Foram os dois até a casa da sogra. Encontraram-na mais agitada do que nunca.

— Já são quase oito e o disgraçado não aparece. Vai ver, ta bebendo nalgum botequim por aí.

Rosália arrastou o marido para um canto e sussurrou:

— Papai nunca chegou em casa fora de hora. Não é homem de ir prá botequim depois do serviço.

— Então...?

— É melhor você ir lá no deposito e ver se ele ainda está trabalhando.

— Ta bom. Vou lá ver.

Tirou o carro da garagem e foi até o local de trabalho do sogro.

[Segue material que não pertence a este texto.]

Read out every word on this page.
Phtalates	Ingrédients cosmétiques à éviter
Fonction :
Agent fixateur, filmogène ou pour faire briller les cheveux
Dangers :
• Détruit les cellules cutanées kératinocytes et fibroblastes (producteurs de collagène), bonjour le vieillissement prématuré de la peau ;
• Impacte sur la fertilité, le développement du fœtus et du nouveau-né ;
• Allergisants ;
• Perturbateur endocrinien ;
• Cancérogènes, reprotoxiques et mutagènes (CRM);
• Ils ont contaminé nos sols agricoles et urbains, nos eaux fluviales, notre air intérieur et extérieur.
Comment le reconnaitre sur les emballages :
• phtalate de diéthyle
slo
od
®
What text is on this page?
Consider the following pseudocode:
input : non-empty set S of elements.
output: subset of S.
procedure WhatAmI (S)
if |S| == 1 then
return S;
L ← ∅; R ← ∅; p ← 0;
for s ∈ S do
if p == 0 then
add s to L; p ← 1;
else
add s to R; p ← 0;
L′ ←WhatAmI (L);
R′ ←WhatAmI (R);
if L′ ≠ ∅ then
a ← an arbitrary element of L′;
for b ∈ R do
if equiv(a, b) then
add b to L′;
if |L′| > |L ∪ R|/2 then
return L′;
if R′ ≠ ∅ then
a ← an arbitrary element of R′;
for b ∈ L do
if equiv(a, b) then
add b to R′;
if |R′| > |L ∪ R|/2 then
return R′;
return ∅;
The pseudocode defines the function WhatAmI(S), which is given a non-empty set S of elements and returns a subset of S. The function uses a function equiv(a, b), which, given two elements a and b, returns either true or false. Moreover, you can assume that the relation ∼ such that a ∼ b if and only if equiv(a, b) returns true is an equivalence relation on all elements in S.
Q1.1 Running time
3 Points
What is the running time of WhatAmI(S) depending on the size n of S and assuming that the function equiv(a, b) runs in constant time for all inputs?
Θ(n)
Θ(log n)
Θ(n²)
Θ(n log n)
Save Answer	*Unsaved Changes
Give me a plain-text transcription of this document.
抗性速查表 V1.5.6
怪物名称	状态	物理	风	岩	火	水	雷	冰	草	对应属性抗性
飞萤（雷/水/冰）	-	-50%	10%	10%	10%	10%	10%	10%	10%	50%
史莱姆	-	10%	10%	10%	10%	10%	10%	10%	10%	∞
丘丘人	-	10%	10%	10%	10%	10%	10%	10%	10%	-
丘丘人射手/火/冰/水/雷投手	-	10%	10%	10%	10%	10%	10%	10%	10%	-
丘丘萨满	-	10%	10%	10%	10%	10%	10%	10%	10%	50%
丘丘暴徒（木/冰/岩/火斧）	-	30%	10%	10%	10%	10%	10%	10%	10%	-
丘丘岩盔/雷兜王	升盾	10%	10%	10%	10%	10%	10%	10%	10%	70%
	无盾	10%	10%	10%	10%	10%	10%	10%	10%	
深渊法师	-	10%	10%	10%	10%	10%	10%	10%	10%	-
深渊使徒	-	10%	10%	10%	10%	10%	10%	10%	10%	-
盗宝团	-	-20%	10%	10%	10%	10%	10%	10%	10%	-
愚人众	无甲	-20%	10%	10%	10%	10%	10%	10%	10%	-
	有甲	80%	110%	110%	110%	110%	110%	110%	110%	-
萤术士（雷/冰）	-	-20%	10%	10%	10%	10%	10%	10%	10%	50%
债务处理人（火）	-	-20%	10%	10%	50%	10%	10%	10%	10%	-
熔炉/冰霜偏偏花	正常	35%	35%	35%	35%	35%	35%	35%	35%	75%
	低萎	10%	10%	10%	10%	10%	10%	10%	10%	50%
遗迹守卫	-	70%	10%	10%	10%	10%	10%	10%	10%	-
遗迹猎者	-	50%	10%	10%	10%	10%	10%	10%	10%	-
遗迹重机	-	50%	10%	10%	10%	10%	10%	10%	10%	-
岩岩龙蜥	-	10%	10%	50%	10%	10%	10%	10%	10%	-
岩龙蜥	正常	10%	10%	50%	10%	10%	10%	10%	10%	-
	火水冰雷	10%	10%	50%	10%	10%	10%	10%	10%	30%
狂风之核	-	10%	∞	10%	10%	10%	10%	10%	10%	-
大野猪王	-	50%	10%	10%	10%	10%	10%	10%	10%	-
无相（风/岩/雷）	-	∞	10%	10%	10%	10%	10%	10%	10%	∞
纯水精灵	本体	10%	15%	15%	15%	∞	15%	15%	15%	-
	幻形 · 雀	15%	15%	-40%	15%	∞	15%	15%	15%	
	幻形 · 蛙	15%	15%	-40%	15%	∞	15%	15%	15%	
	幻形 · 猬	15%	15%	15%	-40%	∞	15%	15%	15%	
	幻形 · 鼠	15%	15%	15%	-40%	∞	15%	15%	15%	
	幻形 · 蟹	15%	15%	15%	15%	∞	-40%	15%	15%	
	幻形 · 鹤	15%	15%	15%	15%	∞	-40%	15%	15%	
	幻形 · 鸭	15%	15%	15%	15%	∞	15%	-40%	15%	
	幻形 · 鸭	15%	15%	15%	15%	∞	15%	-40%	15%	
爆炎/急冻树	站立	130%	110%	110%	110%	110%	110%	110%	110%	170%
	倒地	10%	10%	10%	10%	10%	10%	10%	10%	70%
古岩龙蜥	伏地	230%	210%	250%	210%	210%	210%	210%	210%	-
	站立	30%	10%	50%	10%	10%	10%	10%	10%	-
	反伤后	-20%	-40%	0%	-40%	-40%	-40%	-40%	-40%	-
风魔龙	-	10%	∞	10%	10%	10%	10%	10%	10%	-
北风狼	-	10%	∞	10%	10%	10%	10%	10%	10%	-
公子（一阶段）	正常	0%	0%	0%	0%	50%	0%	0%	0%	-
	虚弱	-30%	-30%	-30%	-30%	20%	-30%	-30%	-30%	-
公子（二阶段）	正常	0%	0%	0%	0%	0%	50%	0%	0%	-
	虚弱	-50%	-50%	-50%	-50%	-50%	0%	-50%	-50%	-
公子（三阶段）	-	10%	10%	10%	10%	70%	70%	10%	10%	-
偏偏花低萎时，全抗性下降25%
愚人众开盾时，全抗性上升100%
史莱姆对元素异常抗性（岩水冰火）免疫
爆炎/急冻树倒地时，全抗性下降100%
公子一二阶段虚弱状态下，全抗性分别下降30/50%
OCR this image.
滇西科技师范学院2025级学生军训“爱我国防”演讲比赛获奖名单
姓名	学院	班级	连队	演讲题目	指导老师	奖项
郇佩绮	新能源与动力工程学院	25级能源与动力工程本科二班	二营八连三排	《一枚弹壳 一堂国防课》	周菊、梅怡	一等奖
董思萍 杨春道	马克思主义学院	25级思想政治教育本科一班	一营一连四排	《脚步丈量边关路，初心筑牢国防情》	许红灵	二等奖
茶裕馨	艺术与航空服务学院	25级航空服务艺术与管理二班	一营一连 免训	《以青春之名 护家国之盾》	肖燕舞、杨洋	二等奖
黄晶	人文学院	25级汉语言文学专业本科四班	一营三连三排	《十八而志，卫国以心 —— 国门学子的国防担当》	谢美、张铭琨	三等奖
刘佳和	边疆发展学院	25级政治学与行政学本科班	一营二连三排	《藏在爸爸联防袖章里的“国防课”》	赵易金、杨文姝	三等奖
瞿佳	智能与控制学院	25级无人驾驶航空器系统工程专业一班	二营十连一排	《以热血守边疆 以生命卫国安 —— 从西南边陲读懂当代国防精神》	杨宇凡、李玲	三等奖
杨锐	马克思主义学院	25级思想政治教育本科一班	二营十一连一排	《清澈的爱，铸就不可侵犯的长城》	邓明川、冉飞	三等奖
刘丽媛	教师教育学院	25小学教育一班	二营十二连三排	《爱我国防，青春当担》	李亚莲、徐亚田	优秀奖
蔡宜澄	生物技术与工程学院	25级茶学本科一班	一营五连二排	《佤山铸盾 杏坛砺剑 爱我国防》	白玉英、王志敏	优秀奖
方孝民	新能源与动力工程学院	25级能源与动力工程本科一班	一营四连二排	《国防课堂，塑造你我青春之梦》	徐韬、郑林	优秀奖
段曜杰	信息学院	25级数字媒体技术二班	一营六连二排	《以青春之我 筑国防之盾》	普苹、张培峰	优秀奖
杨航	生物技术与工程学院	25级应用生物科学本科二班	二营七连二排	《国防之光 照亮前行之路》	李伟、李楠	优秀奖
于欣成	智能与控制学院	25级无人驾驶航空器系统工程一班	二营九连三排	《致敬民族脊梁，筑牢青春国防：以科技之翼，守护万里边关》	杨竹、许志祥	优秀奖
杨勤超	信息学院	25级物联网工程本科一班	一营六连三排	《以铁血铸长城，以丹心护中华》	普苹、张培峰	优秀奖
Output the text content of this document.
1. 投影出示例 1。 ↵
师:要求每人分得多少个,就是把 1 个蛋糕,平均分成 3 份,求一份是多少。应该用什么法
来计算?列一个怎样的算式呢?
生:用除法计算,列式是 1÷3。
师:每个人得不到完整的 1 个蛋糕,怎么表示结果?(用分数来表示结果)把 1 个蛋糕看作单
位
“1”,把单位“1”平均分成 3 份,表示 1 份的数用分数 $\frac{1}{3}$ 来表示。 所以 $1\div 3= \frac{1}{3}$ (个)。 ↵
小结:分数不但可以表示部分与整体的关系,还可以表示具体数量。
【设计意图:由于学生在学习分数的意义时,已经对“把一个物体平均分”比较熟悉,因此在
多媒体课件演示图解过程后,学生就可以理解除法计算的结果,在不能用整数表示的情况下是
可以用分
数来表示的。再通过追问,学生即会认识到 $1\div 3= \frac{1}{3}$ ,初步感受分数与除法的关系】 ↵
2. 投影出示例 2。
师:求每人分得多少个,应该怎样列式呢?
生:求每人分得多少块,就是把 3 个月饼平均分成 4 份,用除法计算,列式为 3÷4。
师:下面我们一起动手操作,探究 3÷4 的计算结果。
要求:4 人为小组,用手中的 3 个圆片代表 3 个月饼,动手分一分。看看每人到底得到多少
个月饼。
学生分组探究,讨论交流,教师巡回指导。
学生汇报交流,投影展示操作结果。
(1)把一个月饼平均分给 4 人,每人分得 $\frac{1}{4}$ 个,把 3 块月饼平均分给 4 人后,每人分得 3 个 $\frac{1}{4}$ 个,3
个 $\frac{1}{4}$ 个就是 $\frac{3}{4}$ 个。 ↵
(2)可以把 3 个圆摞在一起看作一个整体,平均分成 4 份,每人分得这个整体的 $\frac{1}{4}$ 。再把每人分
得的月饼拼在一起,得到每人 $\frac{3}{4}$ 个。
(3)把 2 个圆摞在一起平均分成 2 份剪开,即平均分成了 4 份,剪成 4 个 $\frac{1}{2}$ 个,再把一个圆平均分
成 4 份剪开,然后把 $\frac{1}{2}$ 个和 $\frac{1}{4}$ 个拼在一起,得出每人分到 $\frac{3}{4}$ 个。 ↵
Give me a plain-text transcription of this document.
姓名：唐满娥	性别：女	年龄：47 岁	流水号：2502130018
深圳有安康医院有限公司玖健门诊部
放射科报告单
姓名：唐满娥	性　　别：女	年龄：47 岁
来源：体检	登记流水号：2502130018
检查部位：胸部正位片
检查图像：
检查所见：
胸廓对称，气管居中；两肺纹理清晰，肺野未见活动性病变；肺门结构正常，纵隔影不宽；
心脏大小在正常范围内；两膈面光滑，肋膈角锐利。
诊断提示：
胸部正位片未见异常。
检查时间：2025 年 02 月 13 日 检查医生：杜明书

Ao chegar encontrou tudo fechado, escuro. Apenas na guarita do guarda, onde brilhava uma luz fraca, dava sinal de vida. Aproximou-se e perguntou ao vigilante sobre o sogro.

— Seu Manoel? Não está aqui, não senhor. Saiu na hora de costume.Às cinco horas.

— Ainda não chegou em casa.

— Eu conheço bem ele, vi quando ele saiu. Não vi nada de estranho.

Juvenal refez o caminho de volta, passando por onde o sogro passava todas as tardes, no retorno ao lar. Nada viu que pudesse lhe chamar a atenção.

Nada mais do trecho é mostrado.